Thank you very much for the opportunity to appear before this committee.
In terms of Health Canada's work and contribution towards the climate change agenda, clearly we recognize the health impacts associated with climate change, and I would say particularly in relation to developing countries. There's a disparity, obviously, between the impacts that we will see in terms of health and climate change in Canada versus the global impacts, which will likely exacerbate existing situations.

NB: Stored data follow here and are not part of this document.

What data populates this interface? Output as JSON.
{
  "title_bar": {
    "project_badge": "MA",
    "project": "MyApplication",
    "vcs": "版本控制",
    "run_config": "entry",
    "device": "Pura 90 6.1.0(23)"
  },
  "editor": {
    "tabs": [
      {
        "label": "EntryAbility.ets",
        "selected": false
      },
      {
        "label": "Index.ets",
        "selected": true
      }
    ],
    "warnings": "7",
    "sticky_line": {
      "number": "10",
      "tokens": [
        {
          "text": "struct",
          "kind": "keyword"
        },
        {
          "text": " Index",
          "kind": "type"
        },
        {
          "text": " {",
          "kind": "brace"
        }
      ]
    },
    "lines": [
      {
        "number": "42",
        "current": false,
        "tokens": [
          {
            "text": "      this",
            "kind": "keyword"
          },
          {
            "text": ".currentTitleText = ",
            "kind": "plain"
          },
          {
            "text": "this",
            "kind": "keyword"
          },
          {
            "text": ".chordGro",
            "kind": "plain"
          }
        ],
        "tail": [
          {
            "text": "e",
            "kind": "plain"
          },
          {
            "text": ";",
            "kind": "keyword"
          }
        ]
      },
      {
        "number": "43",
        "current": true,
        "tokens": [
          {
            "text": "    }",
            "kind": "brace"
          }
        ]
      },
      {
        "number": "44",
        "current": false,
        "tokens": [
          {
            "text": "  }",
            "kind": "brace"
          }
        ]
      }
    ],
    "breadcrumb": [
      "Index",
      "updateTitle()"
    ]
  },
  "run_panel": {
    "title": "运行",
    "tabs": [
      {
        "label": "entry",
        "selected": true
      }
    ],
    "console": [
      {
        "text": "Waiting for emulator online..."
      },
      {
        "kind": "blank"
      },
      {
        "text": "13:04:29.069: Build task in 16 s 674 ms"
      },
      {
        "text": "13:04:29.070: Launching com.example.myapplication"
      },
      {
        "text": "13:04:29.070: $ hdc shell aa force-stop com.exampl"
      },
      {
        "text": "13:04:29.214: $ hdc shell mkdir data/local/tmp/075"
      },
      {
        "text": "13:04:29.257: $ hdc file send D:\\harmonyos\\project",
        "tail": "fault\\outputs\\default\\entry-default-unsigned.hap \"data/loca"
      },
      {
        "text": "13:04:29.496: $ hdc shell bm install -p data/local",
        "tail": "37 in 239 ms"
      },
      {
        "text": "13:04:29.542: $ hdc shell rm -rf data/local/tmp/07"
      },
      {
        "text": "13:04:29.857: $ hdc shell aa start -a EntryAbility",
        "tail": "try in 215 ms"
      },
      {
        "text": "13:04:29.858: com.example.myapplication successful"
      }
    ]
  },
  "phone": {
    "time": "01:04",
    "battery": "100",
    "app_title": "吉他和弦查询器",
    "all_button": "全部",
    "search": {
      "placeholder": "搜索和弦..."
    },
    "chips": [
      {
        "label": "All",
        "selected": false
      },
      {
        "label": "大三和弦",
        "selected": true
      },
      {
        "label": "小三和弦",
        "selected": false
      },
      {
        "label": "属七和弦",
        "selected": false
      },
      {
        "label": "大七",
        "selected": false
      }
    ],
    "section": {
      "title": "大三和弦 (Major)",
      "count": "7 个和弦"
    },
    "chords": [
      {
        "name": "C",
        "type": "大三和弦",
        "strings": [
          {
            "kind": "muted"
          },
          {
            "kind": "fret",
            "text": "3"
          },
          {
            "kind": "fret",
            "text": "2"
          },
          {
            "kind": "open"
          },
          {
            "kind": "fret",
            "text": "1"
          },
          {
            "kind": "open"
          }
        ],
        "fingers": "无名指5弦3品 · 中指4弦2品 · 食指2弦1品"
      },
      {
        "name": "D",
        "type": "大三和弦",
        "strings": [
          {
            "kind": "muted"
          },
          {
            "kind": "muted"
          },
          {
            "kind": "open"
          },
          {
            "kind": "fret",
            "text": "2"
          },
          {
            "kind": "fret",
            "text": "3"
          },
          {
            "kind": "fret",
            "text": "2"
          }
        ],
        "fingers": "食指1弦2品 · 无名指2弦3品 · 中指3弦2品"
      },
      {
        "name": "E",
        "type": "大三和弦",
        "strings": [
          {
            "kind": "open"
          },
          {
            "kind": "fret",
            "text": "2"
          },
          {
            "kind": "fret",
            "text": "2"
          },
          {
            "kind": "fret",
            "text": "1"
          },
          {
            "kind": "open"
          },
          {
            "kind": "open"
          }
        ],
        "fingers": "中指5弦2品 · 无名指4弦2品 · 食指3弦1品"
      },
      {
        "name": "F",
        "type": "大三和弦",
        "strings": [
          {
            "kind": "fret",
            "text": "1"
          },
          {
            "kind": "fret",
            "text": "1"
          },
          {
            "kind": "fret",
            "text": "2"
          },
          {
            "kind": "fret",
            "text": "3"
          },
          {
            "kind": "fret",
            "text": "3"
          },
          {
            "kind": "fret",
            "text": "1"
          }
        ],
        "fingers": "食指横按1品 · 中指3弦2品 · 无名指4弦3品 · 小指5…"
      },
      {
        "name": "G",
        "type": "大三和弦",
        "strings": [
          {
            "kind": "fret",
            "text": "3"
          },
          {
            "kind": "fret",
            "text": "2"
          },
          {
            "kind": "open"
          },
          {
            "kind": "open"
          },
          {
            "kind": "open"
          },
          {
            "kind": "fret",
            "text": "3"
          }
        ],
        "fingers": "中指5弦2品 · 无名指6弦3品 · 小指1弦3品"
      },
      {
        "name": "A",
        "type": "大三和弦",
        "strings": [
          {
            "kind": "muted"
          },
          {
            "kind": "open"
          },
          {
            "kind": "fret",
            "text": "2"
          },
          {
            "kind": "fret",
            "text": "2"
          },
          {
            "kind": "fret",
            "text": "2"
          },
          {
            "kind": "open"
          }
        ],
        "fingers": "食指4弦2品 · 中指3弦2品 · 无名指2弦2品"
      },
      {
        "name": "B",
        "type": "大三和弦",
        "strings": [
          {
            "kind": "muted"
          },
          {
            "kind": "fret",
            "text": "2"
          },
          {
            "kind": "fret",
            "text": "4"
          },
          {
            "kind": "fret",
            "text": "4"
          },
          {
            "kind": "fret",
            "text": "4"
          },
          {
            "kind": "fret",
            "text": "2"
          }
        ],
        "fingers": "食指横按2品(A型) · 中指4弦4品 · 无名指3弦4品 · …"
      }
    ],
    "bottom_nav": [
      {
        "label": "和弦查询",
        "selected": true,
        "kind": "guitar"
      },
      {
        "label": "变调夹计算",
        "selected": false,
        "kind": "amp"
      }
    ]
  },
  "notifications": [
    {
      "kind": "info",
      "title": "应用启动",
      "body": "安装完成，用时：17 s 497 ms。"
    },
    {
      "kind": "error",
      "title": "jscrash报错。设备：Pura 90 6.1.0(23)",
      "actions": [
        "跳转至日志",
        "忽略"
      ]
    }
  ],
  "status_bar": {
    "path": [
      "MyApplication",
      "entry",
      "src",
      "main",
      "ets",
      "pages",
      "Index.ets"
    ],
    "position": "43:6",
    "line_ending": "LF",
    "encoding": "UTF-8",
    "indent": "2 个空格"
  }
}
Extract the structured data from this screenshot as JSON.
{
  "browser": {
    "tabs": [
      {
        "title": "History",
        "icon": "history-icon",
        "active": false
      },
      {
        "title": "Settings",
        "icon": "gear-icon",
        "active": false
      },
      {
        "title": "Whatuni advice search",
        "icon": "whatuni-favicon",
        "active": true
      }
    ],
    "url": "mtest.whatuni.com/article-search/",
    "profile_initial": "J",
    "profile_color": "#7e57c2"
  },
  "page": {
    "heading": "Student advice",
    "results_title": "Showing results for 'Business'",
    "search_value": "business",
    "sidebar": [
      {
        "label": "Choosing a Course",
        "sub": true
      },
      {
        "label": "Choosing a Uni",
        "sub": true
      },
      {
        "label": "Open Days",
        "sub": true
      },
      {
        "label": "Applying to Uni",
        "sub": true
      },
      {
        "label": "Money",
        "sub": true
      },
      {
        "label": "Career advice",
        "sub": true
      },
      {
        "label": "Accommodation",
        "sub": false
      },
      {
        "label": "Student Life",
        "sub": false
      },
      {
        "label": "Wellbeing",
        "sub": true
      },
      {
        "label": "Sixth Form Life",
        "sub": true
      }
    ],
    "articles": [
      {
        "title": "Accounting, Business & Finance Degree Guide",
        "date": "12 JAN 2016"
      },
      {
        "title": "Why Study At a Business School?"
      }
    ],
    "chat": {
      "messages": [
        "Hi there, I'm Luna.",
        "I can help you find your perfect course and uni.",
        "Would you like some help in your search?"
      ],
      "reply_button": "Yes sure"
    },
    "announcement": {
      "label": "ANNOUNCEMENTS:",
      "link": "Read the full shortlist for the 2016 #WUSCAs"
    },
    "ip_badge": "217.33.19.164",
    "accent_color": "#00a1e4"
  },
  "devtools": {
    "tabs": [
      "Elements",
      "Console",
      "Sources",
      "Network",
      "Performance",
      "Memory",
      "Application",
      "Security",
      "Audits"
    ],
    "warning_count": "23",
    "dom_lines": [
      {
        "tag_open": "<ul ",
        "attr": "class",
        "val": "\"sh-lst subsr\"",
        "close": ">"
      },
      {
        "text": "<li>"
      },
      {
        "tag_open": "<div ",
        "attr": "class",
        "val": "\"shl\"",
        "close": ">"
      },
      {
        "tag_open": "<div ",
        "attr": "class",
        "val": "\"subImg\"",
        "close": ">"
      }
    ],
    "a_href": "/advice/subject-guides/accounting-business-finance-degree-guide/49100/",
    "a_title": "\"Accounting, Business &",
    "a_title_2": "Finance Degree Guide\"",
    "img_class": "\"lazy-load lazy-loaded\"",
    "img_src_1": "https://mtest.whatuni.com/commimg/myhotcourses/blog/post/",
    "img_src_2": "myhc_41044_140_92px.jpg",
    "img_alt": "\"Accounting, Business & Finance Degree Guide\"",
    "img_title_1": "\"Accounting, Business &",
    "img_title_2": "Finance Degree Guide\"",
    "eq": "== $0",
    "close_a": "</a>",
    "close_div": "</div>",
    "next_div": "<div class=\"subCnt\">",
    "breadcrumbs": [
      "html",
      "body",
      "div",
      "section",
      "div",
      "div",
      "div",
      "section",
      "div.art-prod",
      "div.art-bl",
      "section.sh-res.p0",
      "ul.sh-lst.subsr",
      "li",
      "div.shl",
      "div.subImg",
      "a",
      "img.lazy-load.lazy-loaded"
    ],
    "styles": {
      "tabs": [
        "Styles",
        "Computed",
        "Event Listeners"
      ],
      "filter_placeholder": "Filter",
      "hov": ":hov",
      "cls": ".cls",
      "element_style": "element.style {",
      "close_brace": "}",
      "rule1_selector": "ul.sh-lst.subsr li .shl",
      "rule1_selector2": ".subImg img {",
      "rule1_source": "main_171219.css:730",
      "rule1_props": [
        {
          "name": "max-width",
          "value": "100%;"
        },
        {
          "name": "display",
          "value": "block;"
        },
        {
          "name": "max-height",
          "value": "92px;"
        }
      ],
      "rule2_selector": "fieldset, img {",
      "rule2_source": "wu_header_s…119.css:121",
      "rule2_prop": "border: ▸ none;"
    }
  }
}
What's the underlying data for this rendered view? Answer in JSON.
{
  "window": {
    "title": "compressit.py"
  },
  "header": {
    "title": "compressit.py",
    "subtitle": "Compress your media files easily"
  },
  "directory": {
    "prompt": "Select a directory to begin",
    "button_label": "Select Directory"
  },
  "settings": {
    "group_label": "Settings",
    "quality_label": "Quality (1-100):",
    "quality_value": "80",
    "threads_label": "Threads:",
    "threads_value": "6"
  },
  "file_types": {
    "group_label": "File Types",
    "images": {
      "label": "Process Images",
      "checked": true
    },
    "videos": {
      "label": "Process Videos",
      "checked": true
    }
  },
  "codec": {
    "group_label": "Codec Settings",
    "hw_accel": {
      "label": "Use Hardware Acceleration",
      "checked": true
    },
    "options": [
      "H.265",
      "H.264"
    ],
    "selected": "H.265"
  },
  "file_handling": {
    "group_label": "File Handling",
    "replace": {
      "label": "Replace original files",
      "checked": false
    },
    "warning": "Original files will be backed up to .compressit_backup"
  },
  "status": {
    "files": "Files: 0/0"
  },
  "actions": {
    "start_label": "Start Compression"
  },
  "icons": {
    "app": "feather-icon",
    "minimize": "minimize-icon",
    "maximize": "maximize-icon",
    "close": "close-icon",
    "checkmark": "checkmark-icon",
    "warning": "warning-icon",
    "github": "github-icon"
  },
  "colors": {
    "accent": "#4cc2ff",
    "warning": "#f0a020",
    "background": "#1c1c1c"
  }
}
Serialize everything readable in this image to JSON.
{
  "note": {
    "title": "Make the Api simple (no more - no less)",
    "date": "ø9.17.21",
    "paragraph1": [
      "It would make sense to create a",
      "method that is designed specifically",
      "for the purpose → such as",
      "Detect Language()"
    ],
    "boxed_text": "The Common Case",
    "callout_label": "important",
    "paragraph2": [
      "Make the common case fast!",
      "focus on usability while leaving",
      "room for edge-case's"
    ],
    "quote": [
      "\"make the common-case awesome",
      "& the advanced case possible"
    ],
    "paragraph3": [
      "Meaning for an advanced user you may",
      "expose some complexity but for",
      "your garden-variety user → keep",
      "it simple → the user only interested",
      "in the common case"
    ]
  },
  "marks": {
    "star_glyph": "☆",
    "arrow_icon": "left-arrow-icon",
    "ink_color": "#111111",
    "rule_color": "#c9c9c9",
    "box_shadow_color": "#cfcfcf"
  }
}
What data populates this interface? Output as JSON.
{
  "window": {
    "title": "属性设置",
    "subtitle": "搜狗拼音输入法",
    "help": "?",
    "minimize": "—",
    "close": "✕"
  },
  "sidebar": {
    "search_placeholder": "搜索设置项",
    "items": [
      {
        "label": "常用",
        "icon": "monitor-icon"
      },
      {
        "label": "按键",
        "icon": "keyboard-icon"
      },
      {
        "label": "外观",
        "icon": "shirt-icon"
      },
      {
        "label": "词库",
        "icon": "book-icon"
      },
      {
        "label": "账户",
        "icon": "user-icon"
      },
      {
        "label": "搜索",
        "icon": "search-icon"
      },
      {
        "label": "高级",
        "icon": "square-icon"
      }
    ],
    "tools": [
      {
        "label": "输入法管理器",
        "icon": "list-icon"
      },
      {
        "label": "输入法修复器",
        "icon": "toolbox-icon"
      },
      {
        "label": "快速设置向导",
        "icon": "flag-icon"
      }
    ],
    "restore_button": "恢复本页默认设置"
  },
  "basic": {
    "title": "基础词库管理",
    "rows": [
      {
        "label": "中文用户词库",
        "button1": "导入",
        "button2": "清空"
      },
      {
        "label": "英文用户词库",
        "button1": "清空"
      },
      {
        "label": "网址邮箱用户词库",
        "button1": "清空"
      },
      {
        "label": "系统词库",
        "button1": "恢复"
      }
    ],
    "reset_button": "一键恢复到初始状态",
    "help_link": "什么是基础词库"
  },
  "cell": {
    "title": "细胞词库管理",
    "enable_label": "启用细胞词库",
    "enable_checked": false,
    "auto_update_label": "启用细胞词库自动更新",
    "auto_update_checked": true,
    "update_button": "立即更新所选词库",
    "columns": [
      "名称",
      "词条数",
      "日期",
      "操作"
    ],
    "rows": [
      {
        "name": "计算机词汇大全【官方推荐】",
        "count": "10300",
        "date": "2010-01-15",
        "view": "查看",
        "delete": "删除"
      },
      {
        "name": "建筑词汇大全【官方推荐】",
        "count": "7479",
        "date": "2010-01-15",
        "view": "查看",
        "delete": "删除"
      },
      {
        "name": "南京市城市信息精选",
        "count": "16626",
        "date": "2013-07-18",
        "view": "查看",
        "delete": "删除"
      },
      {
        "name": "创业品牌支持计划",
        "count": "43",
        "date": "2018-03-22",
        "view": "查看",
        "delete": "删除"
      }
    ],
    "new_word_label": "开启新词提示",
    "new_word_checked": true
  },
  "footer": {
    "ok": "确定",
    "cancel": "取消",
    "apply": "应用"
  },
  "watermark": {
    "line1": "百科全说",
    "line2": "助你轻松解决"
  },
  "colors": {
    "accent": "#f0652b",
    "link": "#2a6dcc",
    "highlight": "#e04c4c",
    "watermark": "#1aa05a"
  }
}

In 2008, Health Canada released a very comprehensive report on the health impacts of climate change in Canada, approximately 484 pages, and they involved academics and experts from around the country in pulling this together. They identified a number of key health impacts, ranging from food security and drinking water security to extreme weather events to the spread of infectious diseases and, certainly in terms of the north, the health impacts that will exacerbate existing social and economic conditions.
In terms of Health Canada's work, as you understand, greenhouse gases don't have a direct health impact in their being there, so our concern is very much focused on the need to adapt and prepare for climate change that's occurring in some areas of Canada and certainly around the world.
We have invested in a number of programs that are trying to address and come up with adaptation strategies to deal with, for example, heat waves. We know that in Europe, in 2003, approximately 70,000 people died as a result of three heat waves during that summer.
We have established, over the past year and a half, a pilot project in four communities across Canada to develop heat alert and response systems that bring together all the community social services, the emergency preparedness people, and the municipal people so that we can actually deal with those kinds of health threats when and if they arise.